How to detect clients that stop sending Syslog messages to the server

Here's what I do:

My first rule processes all messages and runs a script to collect some stats. I used this as an example: http://thwack.solarwinds.com/docs/DOC-63853 and then modified it to do a bunch of other stuff including what you're asking for.

That example was a script created to generate a daily statistics report which was eventually included in the code, but the concept is useful and it does the first half of what you want it to do which is check the age of messages from a specific host.

So after logging the dictionary item or updating the item for every message received. My script checks each dictionary item and does a Datediff on seconds since last message. If any of them are passed a set threshold which can be configured per host, then I get an e-mail.

I was worried that this was going to be horribly inefficient and create problems scripting something for every single message that comes in, but it's very fast takes a few milliseconds that are barely measureable with any degree of accuracy and it did not have any noticeable impact on everything else I've got scripted.

Anyway, that script I linked should serve as a good example to get you started, it works right out of the box. If you've got any questions about it, feel free to ask. I'll also see how much extra junk I can strip out of my script without breaking it and upload it here as well.

Acy,

Thank you for pointing me in the right direction. I am new to Kiwi Syslog server and scripting with it. Any other examples you can post from your custom script would be much appreciated.
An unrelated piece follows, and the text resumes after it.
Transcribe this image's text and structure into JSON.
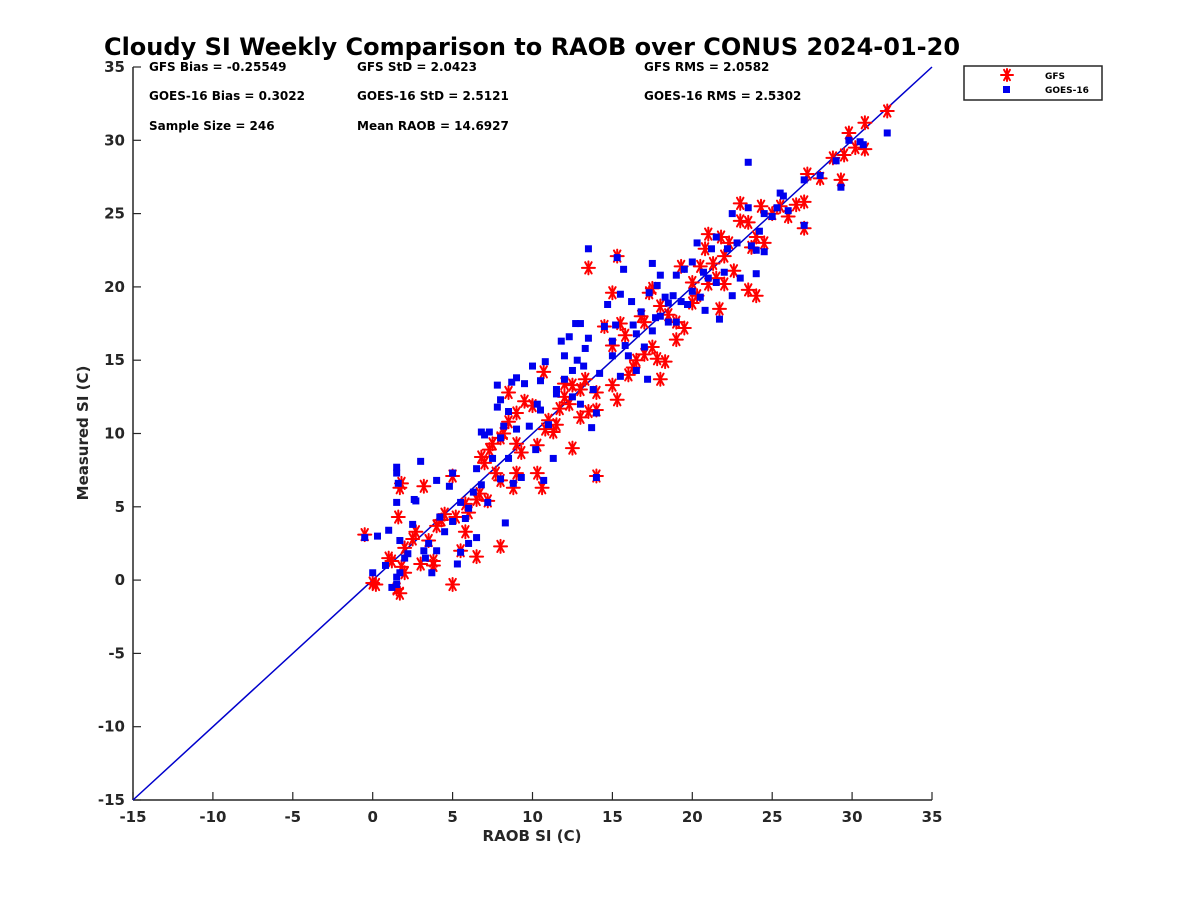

You said your script "checks each dictionary item and does a Datediff on seconds since last message." Is the "dictionary" you refer to built into the Syslog server or is this something you build in your script?  Do you know of any scripting guides for Syslog server other than whats in the help file?

Thanks much,

Rick

Rick,

I apologize for not responding sooner, but I will provide you a sample script you should be able to use to accomplish what you need. Also, for scripting help, I would begin with VB or Jscript because you don't need to install anything specific for them to function and there are plenty of reference guides out there for these. Just Google VBscript tutorial or Jscript tutorial, and you're off!

I'll get back to you in the next couple of days with a script for this...

No Problem. I am not in a super rush.  I did find some better documentation in the CHM file in the "Action - Run Script" section.  I was just using the index or search feture before and it was not giving me much to go on. I am pretty familiar with VBscript.  I have been studying how to use the dictionaries in my spare time.  I was curious what you get by having it send syslog statistics and I found that my test server did not have the SMTP port open to my test email server, LOL. I am still waiting on my network guys to get that setup for me.

I appreciate all your help.

Rick,

Here you go... http://thwack.solarwinds.com/docs/DOC-170644

I've uploaded the script to the content exchange. It requires some minor editng, but if you have any questions or need any assistance getting it setup, let me know and I'll do what I can to help.

You'll need to configure at least one rule, and make some minor changes to the script with a text editor. If you've got any issues with the Syslog server sending you e-mails, I may not be able to help you there, but provided you've got that working, we should be able to get through the rest of this with very few problems.

A little bit of editing and understanding and now I am up and running and fine-tuning it.  Thank you so much for your help Acy!

Awesome. I'm glad it's working for you, and again, I'm sorry it took so long. I have that script doing sooo much that editing it all out proved to be more time consuming that I had thought so we both won out in the end. I ended up re-writing the device check in from the ground up and removing that portion from my reporting script so now that functionality is in it's own script, it's a whole lot easier to modify now and runs quite a bit faster.